Rahul Suresh, David J Barakat, Theresa Barberi, Lei Zheng, Elizabeth Jaffee, Kenneth J Pienta, Alan D Friedman
Journal for ImmunoTherapy of Cancer 2020;8:e000244 (13 January 2020)
Adoptive transfer of activated macrophages has been evaluated in cancer patients, but minimal anti-tumor efficacy has been observed. Based on observations that the transcription factor nuclear factor kappa B p50 promotes an anti-inflammatory, suppressive M2 phenotype in macrophages, characterized by reduced cytokine production and decreased T cell activation, Rahul Suresh and colleagues performed adoptive transfer of immature myeloid cells lacking p50 in mouse models of prostate and pancreatic ductal carcinoma. After expanding lineage-depleted bone marrow mononuclear cells from p50-/- mice, cultures were exposed to M-CSF-containing media for one day to generate immature myeloid cells (IMCs). In mice inoculated with HI-Myc prostate cancer, adoptive transfer of p50-/- IMC slowed tumor growth by 3-fold compared to treatment with wild-type IMC—though effects were only observed after pre-infusion conditioning with 5-fluorouracil (5-FU). In models of pancreatic ductal carcinoma, 5-FU treatment followed by p50-/- IMC slowed tumor growth in 50% of treated mice.
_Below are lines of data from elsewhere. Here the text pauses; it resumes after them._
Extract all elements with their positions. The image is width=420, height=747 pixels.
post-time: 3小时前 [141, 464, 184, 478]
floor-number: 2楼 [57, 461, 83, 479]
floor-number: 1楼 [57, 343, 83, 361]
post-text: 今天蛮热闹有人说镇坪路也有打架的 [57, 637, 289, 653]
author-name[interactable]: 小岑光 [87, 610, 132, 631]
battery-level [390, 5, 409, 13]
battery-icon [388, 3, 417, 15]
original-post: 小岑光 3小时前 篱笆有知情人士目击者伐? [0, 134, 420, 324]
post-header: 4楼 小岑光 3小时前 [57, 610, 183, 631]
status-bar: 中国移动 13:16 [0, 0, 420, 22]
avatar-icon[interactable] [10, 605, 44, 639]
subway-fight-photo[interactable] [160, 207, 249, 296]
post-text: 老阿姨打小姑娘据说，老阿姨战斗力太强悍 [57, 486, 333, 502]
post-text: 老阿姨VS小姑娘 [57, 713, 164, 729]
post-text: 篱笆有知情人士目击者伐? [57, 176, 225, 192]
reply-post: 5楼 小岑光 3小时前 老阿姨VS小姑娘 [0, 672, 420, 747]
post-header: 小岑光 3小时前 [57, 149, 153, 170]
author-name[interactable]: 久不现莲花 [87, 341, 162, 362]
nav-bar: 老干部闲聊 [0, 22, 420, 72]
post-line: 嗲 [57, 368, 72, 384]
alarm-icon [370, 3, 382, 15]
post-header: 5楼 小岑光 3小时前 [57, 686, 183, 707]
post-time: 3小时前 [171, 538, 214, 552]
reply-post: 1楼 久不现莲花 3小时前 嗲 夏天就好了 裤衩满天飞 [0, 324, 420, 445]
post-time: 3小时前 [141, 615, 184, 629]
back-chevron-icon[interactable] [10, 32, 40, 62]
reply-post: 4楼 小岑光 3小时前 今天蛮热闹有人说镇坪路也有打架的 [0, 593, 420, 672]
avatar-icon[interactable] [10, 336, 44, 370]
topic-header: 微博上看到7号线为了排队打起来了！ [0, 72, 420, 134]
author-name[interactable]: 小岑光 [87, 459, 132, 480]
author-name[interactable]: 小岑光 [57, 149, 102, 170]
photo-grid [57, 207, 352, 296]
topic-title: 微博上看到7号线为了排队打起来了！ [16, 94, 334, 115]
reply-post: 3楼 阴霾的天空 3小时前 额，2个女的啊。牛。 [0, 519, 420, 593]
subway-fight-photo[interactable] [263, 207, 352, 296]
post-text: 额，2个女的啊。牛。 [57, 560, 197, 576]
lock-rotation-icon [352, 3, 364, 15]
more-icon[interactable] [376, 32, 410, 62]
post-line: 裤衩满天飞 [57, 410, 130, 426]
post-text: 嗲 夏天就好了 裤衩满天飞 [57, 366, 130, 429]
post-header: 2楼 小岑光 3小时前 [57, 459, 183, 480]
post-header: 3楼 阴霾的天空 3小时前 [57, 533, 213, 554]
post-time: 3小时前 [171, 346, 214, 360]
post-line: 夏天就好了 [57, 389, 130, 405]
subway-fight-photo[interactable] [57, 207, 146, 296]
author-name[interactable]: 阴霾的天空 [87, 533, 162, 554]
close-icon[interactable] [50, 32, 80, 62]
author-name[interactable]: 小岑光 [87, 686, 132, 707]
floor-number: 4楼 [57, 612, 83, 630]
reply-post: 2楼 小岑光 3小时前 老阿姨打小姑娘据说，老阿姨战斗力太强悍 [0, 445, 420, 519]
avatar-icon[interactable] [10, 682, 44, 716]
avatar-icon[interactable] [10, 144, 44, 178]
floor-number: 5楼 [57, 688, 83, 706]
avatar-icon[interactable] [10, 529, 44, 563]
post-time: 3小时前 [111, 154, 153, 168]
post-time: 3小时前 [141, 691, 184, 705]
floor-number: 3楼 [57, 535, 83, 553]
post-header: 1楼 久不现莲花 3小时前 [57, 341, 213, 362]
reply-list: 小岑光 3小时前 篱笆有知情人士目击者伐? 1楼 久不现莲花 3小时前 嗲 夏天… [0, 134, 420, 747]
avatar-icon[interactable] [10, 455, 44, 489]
Strikingly higher proportions of cells expressing dendritic cell markers were isolated from prostate carcinoma tumors after 5-FU treatment and adoptive transfer of p50-/- IMC compared to wild type IMC. Infusion of p50-/- IMC also increased the proportion of intratumoral CD8+ T cells by 5 fold compared to wild type IMC, and anti-tumor effects were significantly reduced by depletion of CD8+ cells. The results offer rationale for investigating the production of p50-deleted IMC from patient-derived marrow as a potential adoptive cell therapy.